Roy Owen Haynes (born March 13, 1925) is an American jazz drummer and group leader. Haynes is among the most recorded drummers in jazz, and in a career lasting more than 60 years has played in a wide range of styles ranging from swing and bebop to jazz fusion and avant-garde jazz. He has a highly expressive, personal style (“Snap Crackle” was a nickname given him in the 1950s) and is known to foster a deep engagement in his band mates.[citation needed]
He has also led his own groups, some performing under the name Hip Ensemble. His most recent recordings as a leader are Fountain of Youth and Whereas, both of which have been nominated for a Grammy Award.

10. Jack DeJohnette

Jack DeJohnette (born August 9, 1942) is an American jazz drummer, pianist, and composer.

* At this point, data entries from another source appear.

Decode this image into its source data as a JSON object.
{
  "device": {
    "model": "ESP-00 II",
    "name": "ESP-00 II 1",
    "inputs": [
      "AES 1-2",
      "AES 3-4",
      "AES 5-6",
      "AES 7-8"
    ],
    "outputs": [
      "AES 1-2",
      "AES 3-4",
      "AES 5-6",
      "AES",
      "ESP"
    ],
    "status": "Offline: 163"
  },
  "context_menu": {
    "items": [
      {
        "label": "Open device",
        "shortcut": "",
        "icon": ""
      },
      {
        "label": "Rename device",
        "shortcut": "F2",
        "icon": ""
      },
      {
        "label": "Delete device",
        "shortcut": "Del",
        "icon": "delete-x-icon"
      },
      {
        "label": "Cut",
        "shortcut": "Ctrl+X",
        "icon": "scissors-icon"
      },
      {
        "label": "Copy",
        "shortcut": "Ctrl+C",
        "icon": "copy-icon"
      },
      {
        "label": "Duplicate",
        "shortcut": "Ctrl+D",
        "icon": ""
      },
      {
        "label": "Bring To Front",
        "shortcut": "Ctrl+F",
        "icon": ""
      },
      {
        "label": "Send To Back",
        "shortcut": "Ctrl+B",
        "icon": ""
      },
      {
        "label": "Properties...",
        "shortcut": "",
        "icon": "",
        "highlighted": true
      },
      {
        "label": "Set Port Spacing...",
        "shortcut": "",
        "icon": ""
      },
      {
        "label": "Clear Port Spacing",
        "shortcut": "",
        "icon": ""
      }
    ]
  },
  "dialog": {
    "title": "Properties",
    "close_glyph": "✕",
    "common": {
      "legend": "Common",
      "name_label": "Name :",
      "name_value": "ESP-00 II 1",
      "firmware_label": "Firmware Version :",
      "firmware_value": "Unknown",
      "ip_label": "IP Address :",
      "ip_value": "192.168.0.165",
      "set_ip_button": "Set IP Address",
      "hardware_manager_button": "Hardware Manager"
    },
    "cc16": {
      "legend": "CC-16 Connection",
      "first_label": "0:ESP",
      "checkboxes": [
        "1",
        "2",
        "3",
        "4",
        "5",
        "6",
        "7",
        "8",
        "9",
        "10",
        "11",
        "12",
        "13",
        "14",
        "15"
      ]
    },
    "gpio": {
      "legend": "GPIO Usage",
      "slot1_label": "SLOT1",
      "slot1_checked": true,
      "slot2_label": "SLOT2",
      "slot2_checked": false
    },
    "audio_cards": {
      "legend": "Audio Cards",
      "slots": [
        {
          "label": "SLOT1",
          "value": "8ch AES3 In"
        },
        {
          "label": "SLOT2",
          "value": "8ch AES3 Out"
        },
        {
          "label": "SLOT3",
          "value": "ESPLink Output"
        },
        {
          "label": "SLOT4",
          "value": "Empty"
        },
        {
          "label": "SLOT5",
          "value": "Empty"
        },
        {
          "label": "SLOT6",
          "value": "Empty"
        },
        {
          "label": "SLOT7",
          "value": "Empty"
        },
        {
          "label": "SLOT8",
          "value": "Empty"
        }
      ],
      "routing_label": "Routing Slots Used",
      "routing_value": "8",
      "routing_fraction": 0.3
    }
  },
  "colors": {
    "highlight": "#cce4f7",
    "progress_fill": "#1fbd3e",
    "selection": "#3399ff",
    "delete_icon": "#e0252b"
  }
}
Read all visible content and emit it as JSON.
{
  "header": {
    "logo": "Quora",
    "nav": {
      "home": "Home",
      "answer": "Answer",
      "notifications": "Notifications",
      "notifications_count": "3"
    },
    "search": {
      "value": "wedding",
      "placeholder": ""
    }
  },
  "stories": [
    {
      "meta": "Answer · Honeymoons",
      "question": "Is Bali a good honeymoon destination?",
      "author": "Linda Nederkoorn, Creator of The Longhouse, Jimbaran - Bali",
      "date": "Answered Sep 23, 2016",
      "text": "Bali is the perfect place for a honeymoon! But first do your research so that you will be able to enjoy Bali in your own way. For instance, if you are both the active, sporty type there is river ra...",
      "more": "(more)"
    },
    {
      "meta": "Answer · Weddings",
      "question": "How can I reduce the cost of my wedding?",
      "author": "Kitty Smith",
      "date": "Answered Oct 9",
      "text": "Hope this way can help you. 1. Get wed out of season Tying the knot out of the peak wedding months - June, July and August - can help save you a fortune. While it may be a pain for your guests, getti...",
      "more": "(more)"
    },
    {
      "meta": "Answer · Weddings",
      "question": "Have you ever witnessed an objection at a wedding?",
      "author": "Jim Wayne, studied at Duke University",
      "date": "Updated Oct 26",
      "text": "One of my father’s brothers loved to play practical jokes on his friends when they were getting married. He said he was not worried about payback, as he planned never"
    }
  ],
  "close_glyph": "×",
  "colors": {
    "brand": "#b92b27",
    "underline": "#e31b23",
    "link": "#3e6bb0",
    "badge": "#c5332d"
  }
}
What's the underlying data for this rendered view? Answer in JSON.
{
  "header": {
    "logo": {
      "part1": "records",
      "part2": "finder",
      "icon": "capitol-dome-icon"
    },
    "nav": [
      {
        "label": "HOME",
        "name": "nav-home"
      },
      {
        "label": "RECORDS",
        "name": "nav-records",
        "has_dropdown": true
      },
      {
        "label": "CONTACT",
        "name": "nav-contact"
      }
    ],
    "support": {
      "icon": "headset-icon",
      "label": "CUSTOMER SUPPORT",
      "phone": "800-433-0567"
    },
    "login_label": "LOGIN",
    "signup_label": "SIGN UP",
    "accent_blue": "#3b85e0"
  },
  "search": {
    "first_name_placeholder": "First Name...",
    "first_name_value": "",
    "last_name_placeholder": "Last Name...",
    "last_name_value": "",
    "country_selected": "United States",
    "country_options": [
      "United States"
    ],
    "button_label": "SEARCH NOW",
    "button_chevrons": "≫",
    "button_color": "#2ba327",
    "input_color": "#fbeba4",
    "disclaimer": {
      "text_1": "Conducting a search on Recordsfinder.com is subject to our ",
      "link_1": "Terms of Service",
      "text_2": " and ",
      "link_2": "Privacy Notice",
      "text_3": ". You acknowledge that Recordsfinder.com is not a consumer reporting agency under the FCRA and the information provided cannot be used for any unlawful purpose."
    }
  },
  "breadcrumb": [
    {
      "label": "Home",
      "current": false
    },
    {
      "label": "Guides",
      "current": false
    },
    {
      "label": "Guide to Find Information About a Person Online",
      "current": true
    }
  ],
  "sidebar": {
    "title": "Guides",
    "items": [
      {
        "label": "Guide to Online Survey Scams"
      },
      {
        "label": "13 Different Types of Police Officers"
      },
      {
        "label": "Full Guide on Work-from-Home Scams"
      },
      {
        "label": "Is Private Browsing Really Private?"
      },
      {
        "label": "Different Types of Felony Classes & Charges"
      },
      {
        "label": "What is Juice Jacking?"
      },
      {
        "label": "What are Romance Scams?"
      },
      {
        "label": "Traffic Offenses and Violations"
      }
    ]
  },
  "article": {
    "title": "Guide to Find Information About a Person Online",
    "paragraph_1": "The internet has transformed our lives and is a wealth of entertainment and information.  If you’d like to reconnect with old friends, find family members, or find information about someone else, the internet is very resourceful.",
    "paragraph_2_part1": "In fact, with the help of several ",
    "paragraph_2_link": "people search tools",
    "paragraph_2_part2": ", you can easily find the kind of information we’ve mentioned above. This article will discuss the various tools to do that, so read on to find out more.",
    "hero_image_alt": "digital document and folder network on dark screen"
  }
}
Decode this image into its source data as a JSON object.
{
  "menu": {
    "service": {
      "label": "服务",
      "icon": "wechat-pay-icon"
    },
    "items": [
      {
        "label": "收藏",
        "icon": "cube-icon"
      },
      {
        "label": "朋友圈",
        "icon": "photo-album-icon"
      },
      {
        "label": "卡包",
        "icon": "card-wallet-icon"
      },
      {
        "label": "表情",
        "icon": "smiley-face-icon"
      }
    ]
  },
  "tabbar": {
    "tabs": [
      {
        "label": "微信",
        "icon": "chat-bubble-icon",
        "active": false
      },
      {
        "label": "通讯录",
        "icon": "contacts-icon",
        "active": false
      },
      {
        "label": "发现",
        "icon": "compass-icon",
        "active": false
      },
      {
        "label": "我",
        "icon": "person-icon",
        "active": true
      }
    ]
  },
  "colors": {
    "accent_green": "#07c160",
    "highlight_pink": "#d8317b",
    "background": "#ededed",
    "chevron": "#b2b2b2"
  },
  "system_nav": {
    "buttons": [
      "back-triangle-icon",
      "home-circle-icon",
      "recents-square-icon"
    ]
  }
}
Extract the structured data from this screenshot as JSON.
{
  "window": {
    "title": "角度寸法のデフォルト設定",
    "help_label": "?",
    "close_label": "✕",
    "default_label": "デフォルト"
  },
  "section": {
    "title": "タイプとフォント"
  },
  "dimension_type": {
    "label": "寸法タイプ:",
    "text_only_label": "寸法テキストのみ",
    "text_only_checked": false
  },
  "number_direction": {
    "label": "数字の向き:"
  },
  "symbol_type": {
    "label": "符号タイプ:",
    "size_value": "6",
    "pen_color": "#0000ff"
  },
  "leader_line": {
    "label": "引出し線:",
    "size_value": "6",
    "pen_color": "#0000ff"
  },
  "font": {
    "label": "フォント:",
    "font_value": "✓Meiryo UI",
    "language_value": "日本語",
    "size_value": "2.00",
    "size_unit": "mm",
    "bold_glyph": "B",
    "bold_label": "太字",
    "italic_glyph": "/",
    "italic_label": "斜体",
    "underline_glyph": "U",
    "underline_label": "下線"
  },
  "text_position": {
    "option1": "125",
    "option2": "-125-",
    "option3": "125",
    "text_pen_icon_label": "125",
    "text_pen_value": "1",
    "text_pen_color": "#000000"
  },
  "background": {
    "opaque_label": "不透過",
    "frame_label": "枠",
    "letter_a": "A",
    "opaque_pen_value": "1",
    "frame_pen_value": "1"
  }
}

An important figure of the fusion era of jazz, DeJohnette is one of the most influential jazz drummers of the 20th century, given his extensive work as leader and sideman for musicians including Charles Lloyd, Freddie Hubbard, Keith Jarrett, Bill Evans, John Abercrombie, Sonny Rollins, Miles Davis, Joe Henderson, and John Scofield. He was inducted into the Modern Drummer Hall of Fame in 2007.